By Chet Yarbrough
By: Robert Louis Stevenson
Narrated by Philip Glenister, Daniel Mays, Catherine Tate, Owen Teale
Robert Louis Stevenson (1850-1894, Author died at Age of 44)
Robert Louis Stevenson’s “Treasure Island” is a curious piece of literature that resonates with 21st century calumny. Humans are not perfect. There is a bit of Stevenson’s “Long John Silver” in everyone.
For those unfamiliar with Stevenson’s tale, “Long John Silver” is a pirate who hoodwinks a young boy, a crew of sailors, a doctor, a professional ship’s Captain, and a few others on a voyage to recapture a treasure. Silver has the “gift of gab”; salted with a lifetime of experience in getting what he wants.
What strikes one about Silver’s character is his ability to see things as they are and change his behavior to suit the circumstance. If a lie suits his purpose, he lies. If the truth suits his purpose, he tells the truth. What he lacks is morality.
Silver is a narcissist. He has an egoistic admiration of himself that includes self-flattery, arrogance, and a sharp tongue that cuts like a blade. When confronted with one whom Silver disagrees, he cajoles, belittles, or verbally (sometimes physically) attacks his opposition.

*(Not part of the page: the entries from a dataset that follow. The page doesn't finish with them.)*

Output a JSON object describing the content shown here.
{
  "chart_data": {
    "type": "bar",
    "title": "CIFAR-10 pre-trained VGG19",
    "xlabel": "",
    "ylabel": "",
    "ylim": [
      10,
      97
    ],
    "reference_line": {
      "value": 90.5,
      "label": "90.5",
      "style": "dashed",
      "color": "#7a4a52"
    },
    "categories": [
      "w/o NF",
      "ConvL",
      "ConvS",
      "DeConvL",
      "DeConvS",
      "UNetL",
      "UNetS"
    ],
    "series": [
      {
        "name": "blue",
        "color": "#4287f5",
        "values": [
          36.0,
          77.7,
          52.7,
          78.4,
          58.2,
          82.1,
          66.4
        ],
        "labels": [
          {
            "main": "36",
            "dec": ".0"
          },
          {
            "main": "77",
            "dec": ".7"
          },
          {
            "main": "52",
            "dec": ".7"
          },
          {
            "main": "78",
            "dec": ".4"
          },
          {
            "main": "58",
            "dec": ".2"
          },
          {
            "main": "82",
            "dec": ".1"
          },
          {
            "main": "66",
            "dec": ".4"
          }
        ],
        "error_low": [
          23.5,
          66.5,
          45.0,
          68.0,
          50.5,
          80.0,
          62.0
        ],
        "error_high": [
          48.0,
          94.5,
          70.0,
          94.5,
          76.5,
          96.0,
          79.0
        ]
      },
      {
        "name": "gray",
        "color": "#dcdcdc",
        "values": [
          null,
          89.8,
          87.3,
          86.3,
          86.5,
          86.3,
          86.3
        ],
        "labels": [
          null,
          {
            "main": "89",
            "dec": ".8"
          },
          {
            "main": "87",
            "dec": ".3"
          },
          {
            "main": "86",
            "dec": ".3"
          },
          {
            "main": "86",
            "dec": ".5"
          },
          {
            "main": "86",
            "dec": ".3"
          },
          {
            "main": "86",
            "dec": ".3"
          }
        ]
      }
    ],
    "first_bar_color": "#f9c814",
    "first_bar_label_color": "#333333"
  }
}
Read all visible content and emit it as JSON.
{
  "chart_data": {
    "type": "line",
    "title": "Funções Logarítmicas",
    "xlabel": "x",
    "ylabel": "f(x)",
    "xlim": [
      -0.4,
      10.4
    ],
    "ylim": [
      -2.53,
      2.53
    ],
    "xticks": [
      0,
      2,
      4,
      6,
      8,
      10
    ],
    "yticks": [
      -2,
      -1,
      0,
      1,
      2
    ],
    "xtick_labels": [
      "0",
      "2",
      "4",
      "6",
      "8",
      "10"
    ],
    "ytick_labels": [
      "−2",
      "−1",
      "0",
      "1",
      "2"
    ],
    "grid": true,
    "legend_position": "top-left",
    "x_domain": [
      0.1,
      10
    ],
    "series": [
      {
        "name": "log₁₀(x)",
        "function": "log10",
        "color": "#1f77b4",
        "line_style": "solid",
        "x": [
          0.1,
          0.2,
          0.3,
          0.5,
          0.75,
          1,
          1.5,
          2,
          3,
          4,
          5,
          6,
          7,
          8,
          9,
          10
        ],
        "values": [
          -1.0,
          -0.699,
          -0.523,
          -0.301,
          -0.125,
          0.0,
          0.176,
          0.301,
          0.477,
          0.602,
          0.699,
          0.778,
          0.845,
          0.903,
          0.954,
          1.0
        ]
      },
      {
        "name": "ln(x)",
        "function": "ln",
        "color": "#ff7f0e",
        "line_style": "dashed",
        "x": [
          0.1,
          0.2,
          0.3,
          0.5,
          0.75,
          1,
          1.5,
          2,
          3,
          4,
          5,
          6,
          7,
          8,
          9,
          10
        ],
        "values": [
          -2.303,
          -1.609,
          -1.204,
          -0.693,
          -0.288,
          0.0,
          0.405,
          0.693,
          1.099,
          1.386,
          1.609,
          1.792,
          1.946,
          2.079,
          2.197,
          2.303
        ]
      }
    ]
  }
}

If disagreeing, belittling, and cajoling fail, a narcissist changes the focus of attention with a manufactured distraction.
Putting aside Silver’s narcissistic amorality, he understands a truth about human beings. Silver represents belief that money, power, and prestige rule the high seas and land. With the skill of a practiced politician, Silver manipulates events to conform to plan.
The curious piece of Stevenson’s story is Silver’s prediction that Ben Gunn, a stranded buccaneer on Treasure Island, would be cheated out of a share of the treasure even though he played a major part in the treasure hunters’ success.
Gunn is an anti-hero who has lost his mind because of his isolation on the island. Gunn is like a modern-day homeless man abandoned by society.
Silver’s plan is to capture the wealth of a buried treasure. Though not entirely successful, he captures a share of the booty by co-opting Jim Hawkins, a cabin boy with a yearning for the sea. In the end, Silver escapes the clutches of British authorities who would have convicted him for mutiny, and possibly, attempted murder.
What Silver points out is that the doctor, ship’s captain, and other survivors of “Treasure Island”, will cheat Gunn of his fair share. Gunn is given 1000 Sovereigns (English pounds) and the rest (hundreds of thousands per person) is distributed to the surviving voyagers. Silver infers all human beings are pirates.
Some pirates wear suits, speak the King’s English, and live in the city; a Pogo version of “We have met the enemy-of-the-people and he is us.”